Amazon Forced To Reboot EC2 To Patch Bug In Xen
Bismillah writes AWS is currently emailing EC2 customers that it will need to reboot their instances for maintenance over the next few days. The email doesn't explain why the reboots are being done, but it is most likely to patch for the embargoed XSA-108 bug in Xen. ZDNet takes this as a spur to remind everyone that the cloud is not magical. Also at The Register.
You are actually required to program your application to expect failed database calls.
Yes, of course you are. Only an idiot would expect 100% of db calls to be successful.

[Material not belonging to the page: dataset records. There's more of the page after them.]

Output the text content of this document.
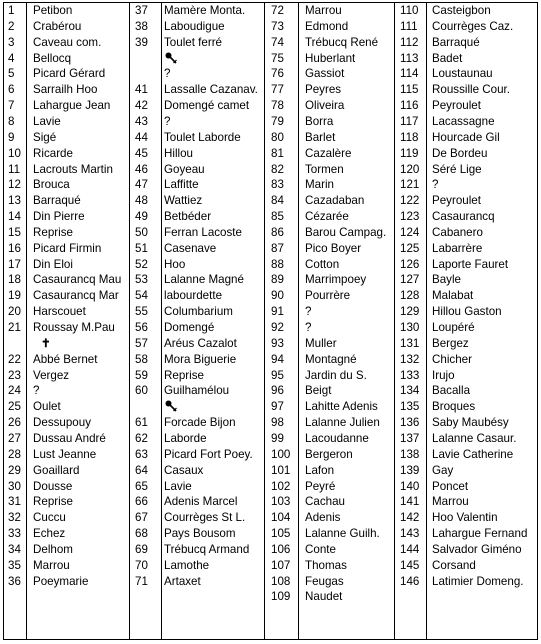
1 Petibon
2 Crabérou
3 Caveau com.
4 Bellocq
5 Picard Gérard
6 Sarrailh Hoo
7 Lahargue Jean
8 Lavie
9 Sigé
10 Ricarde
11 Lacrouts Martin
12 Brouca
13 Barraqué
14 Din Pierre
15 Reprise
16 Picard Firmin
17 Din Eloi
18 Casaurancq Mau
19 Casaurancq Mar
20 Harscouet
21 Roussay M.Pau
✝
22 Abbé Bernet
23 Vergez
24 ?
25 Oulet
26 Dessupouy
27 Dussau André
28 Lust Jeanne
29 Goaillard
30 Dousse
31 Reprise
32 Cuccu
33 Echez
34 Delhom
35 Marrou
36 Poeymarie
37 Mamère Monta.
38 Laboudigue
39 Toulet ferré
?
41 Lassalle Cazanav.
42 Domengé camet
43 ?
44 Toulet Laborde
45 Hillou
46 Goyeau
47 Laffitte
48 Wattiez
49 Betbéder
50 Ferran Lacoste
51 Casenave
52 Hoo
53 Lalanne Magné
54 labourdette
55 Columbarium
56 Domengé
57 Aréus Cazalot
58 Mora Biguerie
59 Reprise
60 Guilhamélou
61 Forcade Bijon
62 Laborde
63 Picard Fort Poey.
64 Casaux
65 Lavie
66 Adenis Marcel
67 Courrèges St L.
68 Pays Bousom
69 Trébucq Armand
70 Lamothe
71 Artaxet
72 Marrou
73 Edmond
74 Trébucq René
75 Huberlant
76 Gassiot
77 Peyres
78 Oliveira
79 Borra
80 Barlet
81 Cazalère
82 Tormen
83 Marin
84 Cazadaban
85 Cézarée
86 Barou Campag.
87 Pico Boyer
88 Cotton
89 Marrimpoey
90 Pourrère
91 ?
92 ?
93 Muller
94 Montagné
95 Jardin du S.
96 Beigt
97 Lahitte Adenis
98 Lalanne Julien
99 Lacoudanne
100 Bergeron
101 Lafon
102 Peyré
103 Cachau
104 Adenis
105 Lalanne Guilh.
106 Conte
107 Thomas
108 Feugas
109 Naudet
110 Casteigbon
111 Courrèges Caz.
112 Barraqué
113 Badet
114 Loustaunau
115 Roussille Cour.
116 Peyroulet
117 Lacassagne
118 Hourcade Gil
119 De Bordeu
120 Séré Lige
121 ?
122 Peyroulet
123 Casaurancq
124 Cabanero
125 Labarrère
126 Laporte Fauret
127 Bayle
128 Malabat
129 Hillou Gaston
130 Loupéré
131 Bergez
132 Chicher
133 Irujo
134 Bacalla
135 Broques
136 Saby Maubésy
137 Lalanne Casaur.
138 Lavie Catherine
139 Gay
140 Poncet
141 Marrou
142 Hoo Valentin
143 Lahargue Fernand
144 Salvador Giméno
145 Corsand
146 Latimier Domeng.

"we will be re-booting the cloud today,,,in order to protect your 3,2 petabytes of data, you should download it to local storage in case of a fail event. thanks for using cloud storage on computing. have a great day."
never bring a twinkie to a food fight.
Be sure to thank Microsoft for teaching you the value of robust error checking. Assume any other host you need to talk to was nuked from orbit five seconds ago. Write your code to bounce back from that to the degree possible.
At the very least, DB *connections* should be assumed to have evaporated since the last time you accessed them. Use some sort of pooling library that can deal with that transparently if you like, or just catch & retry if necessary.
Seriously though, sounds like the environments you’ve worked in have been simple enough with low enough transaction volume that you got lucky & everything just worked. DB & app server on the same box maybe? Dealing with temporarily unavailable external hosts is just part of writing multi-tier code.
if you're in an transaction and it fails, you can just redo it. Thats the whole damn point.